Context: The geographical distributions of hemoglobin S (HbS), hemoglobin C (HbC), and alpha+-thalassemia (-alpha) strongly suggest balancing selection with malaria. However, whereas several studies indicate that the HbS carrier state protects against all major forms of clinical malaria, malaria protection on clinical grounds has been more difficult to confirm for HbC and -alpha, and questions remain as to whether it applies to all forms of the disease.
Objective: To assess the association between major clinical forms of severe falciparum malaria and HbS, HbC, and -alpha.
Design, setting, and participants: Case-control study of 2591 children with severe falciparum malaria enrolled at a tertiary referral center in Ghana, West Africa, and 2048 age-, sex-, and ethnicity-matched control participants recruited by community surveys.

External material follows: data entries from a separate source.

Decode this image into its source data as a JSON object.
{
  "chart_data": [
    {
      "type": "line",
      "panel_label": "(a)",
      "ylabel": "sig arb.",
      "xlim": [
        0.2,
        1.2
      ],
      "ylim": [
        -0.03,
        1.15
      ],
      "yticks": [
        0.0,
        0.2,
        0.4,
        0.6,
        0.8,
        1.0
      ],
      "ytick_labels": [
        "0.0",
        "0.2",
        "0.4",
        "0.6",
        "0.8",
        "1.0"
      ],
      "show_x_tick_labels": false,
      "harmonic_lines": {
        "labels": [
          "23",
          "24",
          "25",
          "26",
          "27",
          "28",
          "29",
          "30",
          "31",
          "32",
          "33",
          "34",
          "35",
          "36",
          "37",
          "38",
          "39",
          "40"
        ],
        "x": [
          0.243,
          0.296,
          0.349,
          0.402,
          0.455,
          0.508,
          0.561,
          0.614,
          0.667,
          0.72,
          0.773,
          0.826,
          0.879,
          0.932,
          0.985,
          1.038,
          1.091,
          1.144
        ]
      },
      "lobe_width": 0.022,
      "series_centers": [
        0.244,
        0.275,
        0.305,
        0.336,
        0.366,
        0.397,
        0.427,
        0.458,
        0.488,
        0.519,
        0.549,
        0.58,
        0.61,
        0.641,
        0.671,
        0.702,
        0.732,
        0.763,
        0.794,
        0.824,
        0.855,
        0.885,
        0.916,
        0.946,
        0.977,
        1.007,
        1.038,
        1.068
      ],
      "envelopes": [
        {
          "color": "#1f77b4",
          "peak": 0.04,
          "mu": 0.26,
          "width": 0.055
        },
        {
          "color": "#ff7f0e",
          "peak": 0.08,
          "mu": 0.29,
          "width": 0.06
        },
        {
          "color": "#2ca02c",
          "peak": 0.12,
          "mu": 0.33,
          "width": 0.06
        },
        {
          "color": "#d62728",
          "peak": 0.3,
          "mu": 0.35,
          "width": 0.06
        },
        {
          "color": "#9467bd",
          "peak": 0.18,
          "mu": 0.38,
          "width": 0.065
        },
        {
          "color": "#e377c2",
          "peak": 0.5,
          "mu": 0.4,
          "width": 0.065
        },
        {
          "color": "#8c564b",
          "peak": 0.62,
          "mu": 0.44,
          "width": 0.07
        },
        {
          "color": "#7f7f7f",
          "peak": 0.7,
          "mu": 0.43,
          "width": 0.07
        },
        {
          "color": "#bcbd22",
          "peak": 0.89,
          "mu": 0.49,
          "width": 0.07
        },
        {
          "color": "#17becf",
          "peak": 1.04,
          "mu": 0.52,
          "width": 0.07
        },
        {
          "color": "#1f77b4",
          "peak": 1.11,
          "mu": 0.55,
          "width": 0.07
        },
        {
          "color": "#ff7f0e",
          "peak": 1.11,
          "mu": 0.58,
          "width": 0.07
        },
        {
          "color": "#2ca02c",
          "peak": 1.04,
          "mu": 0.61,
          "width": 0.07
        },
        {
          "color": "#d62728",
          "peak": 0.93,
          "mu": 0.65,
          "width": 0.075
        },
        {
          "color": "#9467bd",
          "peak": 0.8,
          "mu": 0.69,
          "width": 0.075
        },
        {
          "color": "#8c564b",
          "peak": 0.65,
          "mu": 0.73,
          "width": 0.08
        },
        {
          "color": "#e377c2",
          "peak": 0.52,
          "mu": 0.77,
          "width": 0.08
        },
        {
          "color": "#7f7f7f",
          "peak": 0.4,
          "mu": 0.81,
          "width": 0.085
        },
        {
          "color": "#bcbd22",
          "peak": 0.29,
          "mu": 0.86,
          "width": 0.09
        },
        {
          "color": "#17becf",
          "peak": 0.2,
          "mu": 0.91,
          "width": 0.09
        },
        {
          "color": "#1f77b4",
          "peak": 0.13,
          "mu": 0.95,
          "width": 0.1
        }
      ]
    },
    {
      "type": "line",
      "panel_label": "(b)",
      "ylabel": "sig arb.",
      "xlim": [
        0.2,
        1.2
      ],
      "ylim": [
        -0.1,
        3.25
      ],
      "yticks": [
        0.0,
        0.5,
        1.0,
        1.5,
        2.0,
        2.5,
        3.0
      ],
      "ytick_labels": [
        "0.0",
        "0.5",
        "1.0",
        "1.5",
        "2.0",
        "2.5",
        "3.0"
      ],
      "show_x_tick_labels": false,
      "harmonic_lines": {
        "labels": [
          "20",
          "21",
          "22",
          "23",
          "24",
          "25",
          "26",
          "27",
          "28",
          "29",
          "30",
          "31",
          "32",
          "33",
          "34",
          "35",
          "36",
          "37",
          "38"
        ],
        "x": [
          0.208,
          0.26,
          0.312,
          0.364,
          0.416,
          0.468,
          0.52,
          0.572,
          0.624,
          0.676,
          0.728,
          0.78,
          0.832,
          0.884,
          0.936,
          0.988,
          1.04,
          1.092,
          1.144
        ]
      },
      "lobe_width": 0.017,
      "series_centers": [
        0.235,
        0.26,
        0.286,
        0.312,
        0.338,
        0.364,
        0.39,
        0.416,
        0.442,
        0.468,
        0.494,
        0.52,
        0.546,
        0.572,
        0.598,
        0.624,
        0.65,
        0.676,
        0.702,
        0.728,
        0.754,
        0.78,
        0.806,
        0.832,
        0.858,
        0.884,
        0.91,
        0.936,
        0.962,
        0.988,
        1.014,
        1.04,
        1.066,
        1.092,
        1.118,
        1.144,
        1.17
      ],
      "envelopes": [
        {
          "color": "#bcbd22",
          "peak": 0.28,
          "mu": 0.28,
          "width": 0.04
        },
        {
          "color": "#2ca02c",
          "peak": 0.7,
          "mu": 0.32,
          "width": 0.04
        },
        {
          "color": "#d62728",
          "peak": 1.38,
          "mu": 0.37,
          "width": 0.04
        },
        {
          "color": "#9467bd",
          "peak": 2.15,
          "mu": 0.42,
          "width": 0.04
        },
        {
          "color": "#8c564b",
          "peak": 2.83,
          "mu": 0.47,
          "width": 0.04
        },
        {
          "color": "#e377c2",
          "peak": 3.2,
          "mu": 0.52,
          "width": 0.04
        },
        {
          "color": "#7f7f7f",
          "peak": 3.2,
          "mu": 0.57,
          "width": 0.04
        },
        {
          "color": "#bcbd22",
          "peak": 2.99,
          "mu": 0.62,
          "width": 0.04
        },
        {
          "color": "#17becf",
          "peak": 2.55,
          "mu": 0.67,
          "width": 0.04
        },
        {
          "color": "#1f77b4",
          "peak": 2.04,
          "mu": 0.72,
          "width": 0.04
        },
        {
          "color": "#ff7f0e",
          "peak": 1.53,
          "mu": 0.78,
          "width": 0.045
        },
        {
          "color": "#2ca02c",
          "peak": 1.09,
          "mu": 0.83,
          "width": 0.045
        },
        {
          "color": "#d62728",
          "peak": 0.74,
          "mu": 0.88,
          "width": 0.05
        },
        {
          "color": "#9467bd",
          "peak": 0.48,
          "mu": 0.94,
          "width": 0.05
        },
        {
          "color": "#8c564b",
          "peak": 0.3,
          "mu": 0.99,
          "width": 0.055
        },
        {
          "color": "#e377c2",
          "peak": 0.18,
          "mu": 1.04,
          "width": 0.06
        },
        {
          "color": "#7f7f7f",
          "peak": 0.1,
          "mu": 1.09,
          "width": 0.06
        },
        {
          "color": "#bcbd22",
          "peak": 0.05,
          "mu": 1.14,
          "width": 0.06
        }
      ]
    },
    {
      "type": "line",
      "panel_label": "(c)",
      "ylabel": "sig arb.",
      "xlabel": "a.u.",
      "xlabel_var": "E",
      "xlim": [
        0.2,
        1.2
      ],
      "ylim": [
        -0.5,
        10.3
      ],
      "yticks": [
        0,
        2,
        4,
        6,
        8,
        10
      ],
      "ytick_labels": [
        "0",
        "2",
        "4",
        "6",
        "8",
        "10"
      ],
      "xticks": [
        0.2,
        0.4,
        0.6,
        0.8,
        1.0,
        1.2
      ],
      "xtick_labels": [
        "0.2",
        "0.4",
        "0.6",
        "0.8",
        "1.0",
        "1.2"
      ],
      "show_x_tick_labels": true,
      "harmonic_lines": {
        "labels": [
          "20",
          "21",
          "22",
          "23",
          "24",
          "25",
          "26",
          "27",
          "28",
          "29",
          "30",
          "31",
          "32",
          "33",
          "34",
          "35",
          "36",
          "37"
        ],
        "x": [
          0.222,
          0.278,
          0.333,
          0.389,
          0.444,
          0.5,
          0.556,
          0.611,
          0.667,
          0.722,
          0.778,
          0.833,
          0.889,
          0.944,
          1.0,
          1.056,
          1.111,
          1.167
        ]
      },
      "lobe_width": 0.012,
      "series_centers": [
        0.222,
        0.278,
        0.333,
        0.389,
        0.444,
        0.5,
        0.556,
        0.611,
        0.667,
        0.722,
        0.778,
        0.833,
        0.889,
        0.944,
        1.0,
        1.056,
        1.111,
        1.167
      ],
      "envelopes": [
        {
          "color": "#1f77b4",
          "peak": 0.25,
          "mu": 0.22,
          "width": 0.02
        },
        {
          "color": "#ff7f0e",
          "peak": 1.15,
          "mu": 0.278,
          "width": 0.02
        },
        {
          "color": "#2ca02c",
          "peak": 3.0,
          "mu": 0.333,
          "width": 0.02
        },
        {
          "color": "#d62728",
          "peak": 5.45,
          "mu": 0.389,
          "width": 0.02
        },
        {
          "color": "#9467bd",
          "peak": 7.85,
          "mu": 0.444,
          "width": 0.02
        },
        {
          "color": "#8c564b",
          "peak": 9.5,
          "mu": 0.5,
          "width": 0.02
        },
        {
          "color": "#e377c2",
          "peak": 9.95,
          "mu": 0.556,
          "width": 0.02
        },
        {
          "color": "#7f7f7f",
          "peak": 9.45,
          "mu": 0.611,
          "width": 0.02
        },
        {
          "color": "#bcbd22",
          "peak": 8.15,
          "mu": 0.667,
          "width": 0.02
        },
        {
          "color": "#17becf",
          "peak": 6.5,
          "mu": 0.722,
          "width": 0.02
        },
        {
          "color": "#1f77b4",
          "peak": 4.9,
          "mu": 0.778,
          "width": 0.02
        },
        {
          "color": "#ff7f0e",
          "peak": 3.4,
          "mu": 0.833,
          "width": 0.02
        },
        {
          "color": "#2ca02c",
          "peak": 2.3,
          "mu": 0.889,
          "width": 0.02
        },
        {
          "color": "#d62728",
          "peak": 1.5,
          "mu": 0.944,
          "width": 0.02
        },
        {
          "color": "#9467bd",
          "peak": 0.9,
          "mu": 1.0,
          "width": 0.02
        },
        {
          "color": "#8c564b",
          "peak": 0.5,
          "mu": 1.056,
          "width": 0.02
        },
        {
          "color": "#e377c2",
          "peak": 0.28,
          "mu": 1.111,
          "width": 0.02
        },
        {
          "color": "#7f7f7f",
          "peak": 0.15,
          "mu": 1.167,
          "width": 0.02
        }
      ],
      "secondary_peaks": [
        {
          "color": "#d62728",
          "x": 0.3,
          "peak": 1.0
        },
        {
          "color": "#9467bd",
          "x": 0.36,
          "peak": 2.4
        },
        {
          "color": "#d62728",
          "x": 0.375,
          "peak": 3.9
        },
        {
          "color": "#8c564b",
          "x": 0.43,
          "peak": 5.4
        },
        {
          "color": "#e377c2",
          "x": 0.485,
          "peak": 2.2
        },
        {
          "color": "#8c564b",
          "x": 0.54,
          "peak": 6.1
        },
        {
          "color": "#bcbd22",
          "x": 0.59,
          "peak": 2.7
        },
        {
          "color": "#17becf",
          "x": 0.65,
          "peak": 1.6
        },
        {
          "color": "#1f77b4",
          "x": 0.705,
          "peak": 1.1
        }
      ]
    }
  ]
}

Main outcome measures: Frequencies of HbS, HbC, and -alpha in patients and controls, including stratifications of patients for signs of disease.
Results: Patients presented with partly overlapping signs of disease, including severe anemia (64%), cerebral malaria (22%), respiratory distress (30%), hyperparasitemia (32%), prostration (52%), acidosis (59%), and hyperlactatemia (56%). Carrier states of HbS, HbC, and -alpha were found in 1.4%, 9.4%, and 25.2% of the patients, respectively, and 14.8%, 8.7%, and 27.3% of controls. The HbS carrier state was negatively associated with all forms of the disease studied (overall odds ratio [OR], 0.08; 95% confidence interval [CI], 0.06-0.12). The HbC carrier state showed a negative association selectively with cerebral malaria (OR, 0.64; 95% CI, 0.45-0.91), and the -alpha carrier state showed a negative association selectively with severe anemia (OR, 0.82; 95% CI, 0.69-0.96).
Conclusion: Whereas the HbS carrier state was found to be negatively associated with all major forms of severe falciparum malaria, the negative associations of the carrier states of HbC and -alpha appeared to be limited to cerebral malaria and severe anemia, respectively.